The consumer experience of buying, delivery, returns, and refunds has been sharpened up considerably by some of the large online players, especially the marketplaces, he notes. “The demands of consumers have changed and they will not go back.”

In the medium term, Aggarwal says businesses of all sizes should be building their payments strategies. “They’ll be looking not just at what has already happened and adopting existing technologies but also at what is coming down the line, with concepts such as request-to-pay and the roll-out of confirmation of payee to larger enterprises.”

Strategies will encompass how to adopt such tools, and will see treasury and payments systems interacting with a host of other systems, including sales, stock and production control, to ensure the business moves at the same pace internally. “We will start to see more coalescing of payments factories, teams that manage card payments, and a greater centralisation on payments hubs.”

Opting for a “mildly controversial” longer-term prediction, Aggarwal says “there will be no payments”. He explains that while transactions will take place, they will be largely invisible. At the sharp end, the payment rails and the supporting infrastructure will be anonymous.

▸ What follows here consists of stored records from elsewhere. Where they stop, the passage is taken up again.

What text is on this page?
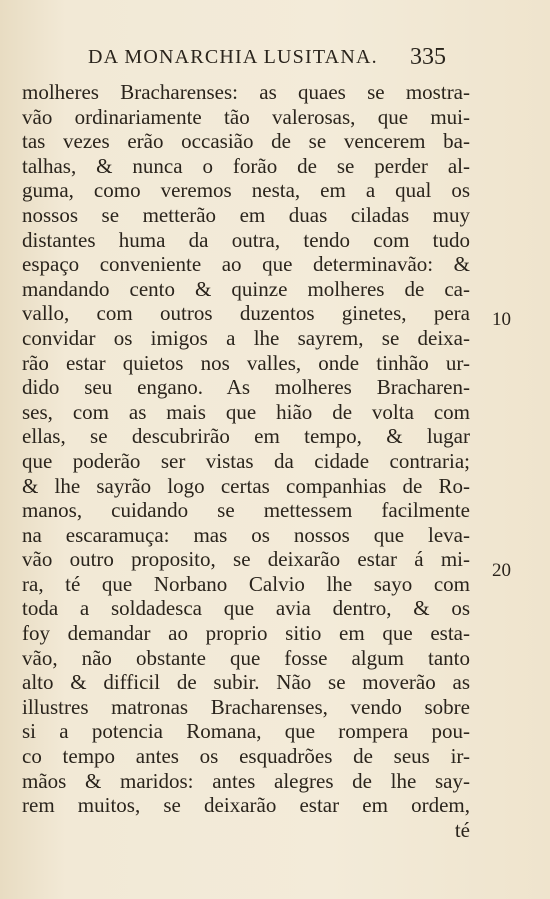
DA MONARCHIA LUSITANA. 335
molheres Bracharenses: as quaes se mostra-
vão ordinariamente tão valerosas, que mui-
tas vezes erão occasião de se vencerem ba-
talhas, & nunca o forão de se perder al-
guma, como veremos nesta, em a qual os
nossos se metterão em duas ciladas muy
distantes huma da outra, tendo com tudo
espaço conveniente ao que determinavão: &
mandando cento & quinze molheres de ca-
vallo, com outros duzentos ginetes, pera
convidar os imigos a lhe sayrem, se deixa-
rão estar quietos nos valles, onde tinhão ur-
dido seu engano. As molheres Bracharen-
ses, com as mais que hião de volta com
ellas, se descubrirão em tempo, & lugar
que poderão ser vistas da cidade contraria;
& lhe sayrão logo certas companhias de Ro-
manos, cuidando se mettessem facilmente
na escaramuça: mas os nossos que leva-
vão outro proposito, se deixarão estar á mi-
ra, té que Norbano Calvio lhe sayo com
toda a soldadesca que avia dentro, & os
foy demandar ao proprio sitio em que esta-
vão, não obstante que fosse algum tanto
alto & difficil de subir. Não se moverão as
illustres matronas Bracharenses, vendo sobre
si a potencia Romana, que rompera pou-
co tempo antes os esquadrões de seus ir-
mãos & maridos: antes alegres de lhe say-
rem muitos, se deixarão estar em ordem,
té
10
20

Indeed, most people making a payment – consumer or business – are already largely “indifferent” to the machinery of the transaction, he notes.

However, the big change will be that whereas the current model is somewhat fractured, payments will be delivering enhanced, data-rich information and be “intrinsically wrapped around the service or goods that are being delivered”. This, he states, will be a game-changer.

Crypto-logic

One of the most talked-about ideas of recent times has been the rise of cryptocurrencies, especially as a legitimate payment format. TMI recently published an in-depth article exploring many aspects of this topic.

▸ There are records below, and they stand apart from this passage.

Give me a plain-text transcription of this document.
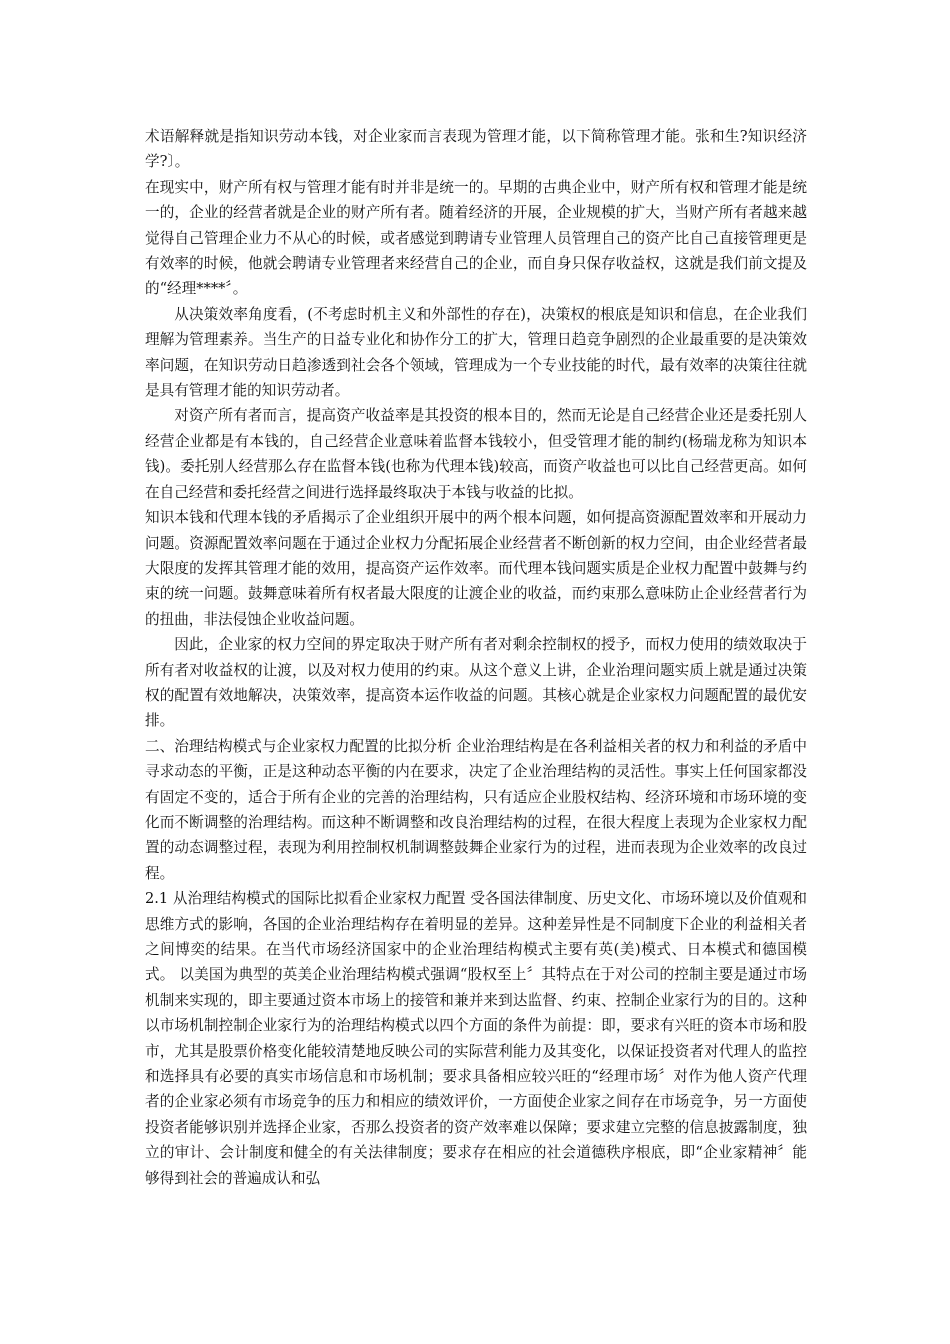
术语解释就是指知识劳动本钱，对企业家而言表现为管理才能，以下简称管理才能。张和生?知识经济学?〕。

在现实中，财产所有权与管理才能有时并非是统一的。早期的古典企业中，财产所有权和管理才能是统一的，企业的经营者就是企业的财产所有者。随着经济的开展，企业规模的扩大，当财产所有者越来越觉得自己管理企业力不从心的时候，或者感觉到聘请专业管理人员管理自己的资产比自己直接管理更是有效率的时候，他就会聘请专业管理者来经营自己的企业，而自身只保存收益权，这就是我们前文提及的“经理****〞。

从决策效率角度看，(不考虑时机主义和外部性的存在)，决策权的根底是知识和信息，在企业我们理解为管理素养。当生产的日益专业化和协作分工的扩大，管理日趋竞争剧烈的企业最重要的是决策效率问题，在知识劳动日趋渗透到社会各个领域，管理成为一个专业技能的时代，最有效率的决策往往就是具有管理才能的知识劳动者。

对资产所有者而言，提高资产收益率是其投资的根本目的，然而无论是自己经营企业还是委托别人经营企业都是有本钱的，自己经营企业意味着监督本钱较小，但受管理才能的制约(杨瑞龙称为知识本钱)。委托别人经营那么存在监督本钱(也称为代理本钱)较高，而资产收益也可以比自己经营更高。如何在自己经营和委托经营之间进行选择最终取决于本钱与收益的比拟。

知识本钱和代理本钱的矛盾揭示了企业组织开展中的两个根本问题，如何提高资源配置效率和开展动力问题。资源配置效率问题在于通过企业权力分配拓展企业经营者不断创新的权力空间，由企业经营者最大限度的发挥其管理才能的效用，提高资产运作效率。而代理本钱问题实质是企业权力配置中鼓舞与约束的统一问题。鼓舞意味着所有权者最大限度的让渡企业的收益，而约束那么意味防止企业经营者行为的扭曲，非法侵蚀企业收益问题。

因此，企业家的权力空间的界定取决于财产所有者对剩余控制权的授予，而权力使用的绩效取决于所有者对收益权的让渡，以及对权力使用的约束。从这个意义上讲，企业治理问题实质上就是通过决策权的配置有效地解决，决策效率，提高资本运作收益的问题。其核心就是企业家权力问题配置的最优安排。

二、治理结构模式与企业家权力配置的比拟分析 企业治理结构是在各利益相关者的权力和利益的矛盾中寻求动态的平衡，正是这种动态平衡的内在要求，决定了企业治理结构的灵活性。事实上任何国家都没有固定不变的，适合于所有企业的完善的治理结构，只有适应企业股权结构、经济环境和市场环境的变化而不断调整的治理结构。而这种不断调整和改良治理结构的过程，在很大程度上表现为企业家权力配置的动态调整过程，表现为利用控制权机制调整鼓舞企业家行为的过程，进而表现为企业效率的改良过程。

2.1 从治理结构模式的国际比拟看企业家权力配置 受各国法律制度、历史文化、市场环境以及价值观和思维方式的影响，各国的企业治理结构存在着明显的差异。这种差异性是不同制度下企业的利益相关者之间博奕的结果。在当代市场经济国家中的企业治理结构模式主要有英(美)模式、日本模式和德国模式。 以美国为典型的英美企业治理结构模式强调“股权至上〞其特点在于对公司的控制主要是通过市场机制来实现的，即主要通过资本市场上的接管和兼并来到达监督、约束、控制企业家行为的目的。这种以市场机制控制企业家行为的治理结构模式以四个方面的条件为前提：即，要求有兴旺的资本市场和股市，尤其是股票价格变化能较清楚地反映公司的实际营利能力及其变化，以保证投资者对代理人的监控和选择具有必要的真实市场信息和市场机制；要求具备相应较兴旺的“经理市场〞对作为他人资产代理者的企业家必须有市场竞争的压力和相应的绩效评价，一方面使企业家之间存在市场竞争，另一方面使投资者能够识别并选择企业家，否那么投资者的资产效率难以保障；要求建立完整的信息披露制度，独立的审计、会计制度和健全的有关法律制度；要求存在相应的社会道德秩序根底，即“企业家精神〞能够得到社会的普遍成认和弘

However, for Maclean, digital currencies may have once been a middle-ranking priority for payments specialists, but looking at this year’s barometer, he sees it as having slipped down the list and is now among the lower orders of business.

Companies are more concerned about traditional currencies, he explains, “and I don’t think the focus has shifted, certainly as a payment type, onto digital currencies in any meaningful way”. While he notes much interest in cryptocurrencies as an investment or asset class in their own right, the interest does not extend to using them as a serious payment instrument. That said, he believes “that day will come”. But with everything businesses have been through over the past 18 months or so, now is not the time.

In the small business sector, the sentiment around crypto is much the same. There may be a few outliers that are experimenting with it, says Bellis, “but they are few and far between”. As with their larger counterparts, he sees them too focused on cash injections and liquidity in traditional currencies to take crypto seriously, and this is likely to be the case for the foreseeable future. “That’s not to say it will never happen, just not now.”

For Aggarwal, while some large corporates have made a big splash about their adoption of Bitcoin, “most are waiting and watching on the sidelines”, especially regarding using Bitcoin as a digital asset.

“I’m encouraging our treasury community to research and understand what these digital currencies genuinely are, whether central bank digital currency or distributed ledger technology, because there are still a lot of myths and misunderstandings out there,” he says. “Don’t ignore it, but as risk managers and payments specialists, we need to be able to articulate the current state of play and what it means for the business”.